Notable Quote – US Congressman Jeb Hensarling

Before Dodd-Frank’s passage, former Sen. Chris Dodd said that “no one will know until this is actually in place how it works.” Today we know. The law he co-wrote with former Rep. Barney Frank is gradually turning America’s largest financial institutions into functional utilities and taking the power to allocate capital—the lifeblood of the U.S. economy—away from the free market and delivering it to political actors in Washington.

US Congressman Jeb Hensarling

And we are supposed to believe that the Smart People in Washington know what is best for us?  More from that column after the jump along with some observations from Powerline (emphasis mine):

Dodd-Frank was supposedly aimed at Wall Street, but it hit Main Street hard. Community financial institutions, which make the bulk of small business loans, are overwhelmed by the law’s complexity. Government figures indicate that the country is losing on average one community bank or credit union a day.

Before Dodd-Frank, 75% of banks offered free checking. Two years after it passed, only 39% did so—a trend various scholars have attributed to Dodd-Frank’s “Durbin amendment,” which imposed price controls on the fee paid by retailers when consumers use a debit card.

Bank fees have also increased due to Dodd-Frank, leading to a rise of the unbanked and underbanked among low- and moderate-income Americans.

Has Dodd-Frank nevertheless made the financial system more secure? Many of the threats to financial stability identified in the latest report of Dodd-Frank’s Financial Stability Oversight Council are primarily the result of the law itself, along with other government policies.

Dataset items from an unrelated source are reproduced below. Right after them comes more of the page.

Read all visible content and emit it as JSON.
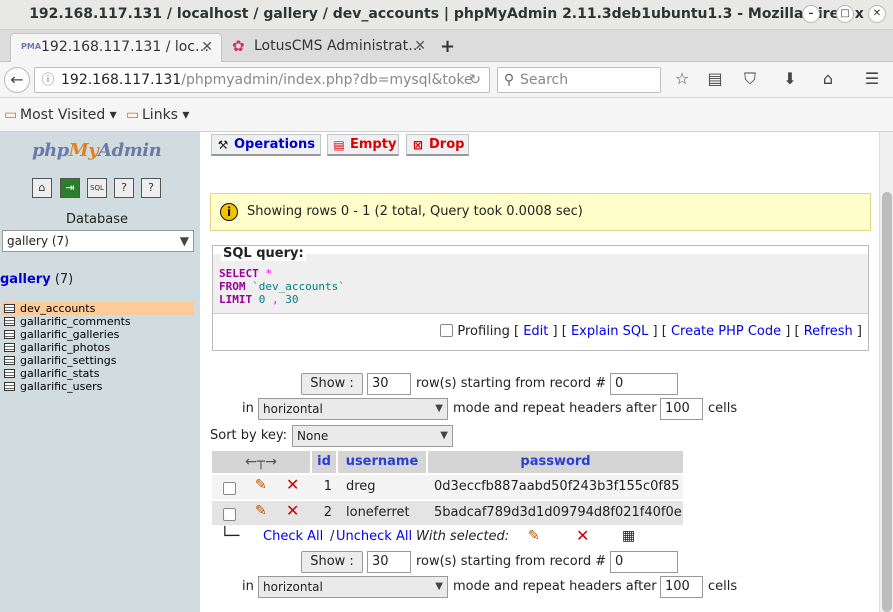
{
  "window": {
    "title": "192.168.117.131 / localhost / gallery / dev_accounts | phpMyAdmin 2.11.3deb1ubuntu1.3 - Mozilla Firefox"
  },
  "tabs": [
    {
      "label": "192.168.117.131 / loc…",
      "favicon": "pma-icon"
    },
    {
      "label": "LotusCMS Administrat…",
      "favicon": "lotus-icon"
    }
  ],
  "nav": {
    "url_host": "192.168.117.131",
    "url_path": "/phpmyadmin/index.php?db=mysql&toke",
    "search_placeholder": "Search"
  },
  "bookmarks": {
    "most_visited": "Most Visited",
    "links": "Links"
  },
  "sidebar": {
    "logo_php": "php",
    "logo_my": "My",
    "logo_admin": "Admin",
    "db_label": "Database",
    "db_select": "gallery (7)",
    "db_name": "gallery",
    "db_count": "(7)",
    "tables": [
      "dev_accounts",
      "gallarific_comments",
      "gallarific_galleries",
      "gallarific_photos",
      "gallarific_settings",
      "gallarific_stats",
      "gallarific_users"
    ]
  },
  "ops": {
    "operations": "Operations",
    "empty": "Empty",
    "drop": "Drop"
  },
  "notice": "Showing rows 0 - 1 (2 total, Query took 0.0008 sec)",
  "sql": {
    "legend": "SQL query:",
    "select": "SELECT",
    "star": "*",
    "from": "FROM",
    "table": "`dev_accounts`",
    "limit": "LIMIT",
    "limit_a": "0",
    "comma": ",",
    "limit_b": "30",
    "profiling": "Profiling",
    "edit": "Edit",
    "explain": "Explain SQL",
    "create_php": "Create PHP Code",
    "refresh": "Refresh"
  },
  "nav_form": {
    "show": "Show :",
    "rows_value": "30",
    "rows_text": "row(s) starting from record #",
    "start_value": "0",
    "in": "in",
    "mode": "horizontal",
    "mode_text": "mode and repeat headers after",
    "headers_value": "100",
    "cells": "cells"
  },
  "sort": {
    "label": "Sort by key:",
    "value": "None"
  },
  "table": {
    "columns": [
      "id",
      "username",
      "password"
    ],
    "rows": [
      {
        "id": "1",
        "username": "dreg",
        "password": "0d3eccfb887aabd50f243b3f155c0f85"
      },
      {
        "id": "2",
        "username": "loneferret",
        "password": "5badcaf789d3d1d09794d8f021f40f0e"
      }
    ]
  },
  "with_selected": {
    "check_all": "Check All",
    "sep": "/",
    "uncheck_all": "Uncheck All",
    "label": "With selected:"
  }
}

And there’s a new report by John Berlau of the Competitive Enterprise Institute, which shows how Dodd-Frank has stifled competition among the banks. The “failure to approve new banks, for instance, means that those ‘too big to fail’ banks are now more entrenched than ever.”  Indeed, in the last five years regulators have approved only one new bank, as opposed to an average of 170 new banks per year before 2010. According to Berlau: “This lack of new bank competitors is one important reason why a large bank failure could severely curtail the supply of credit and availability of financial services. That in turn sets the stage for a continuing cycle of bailouts.”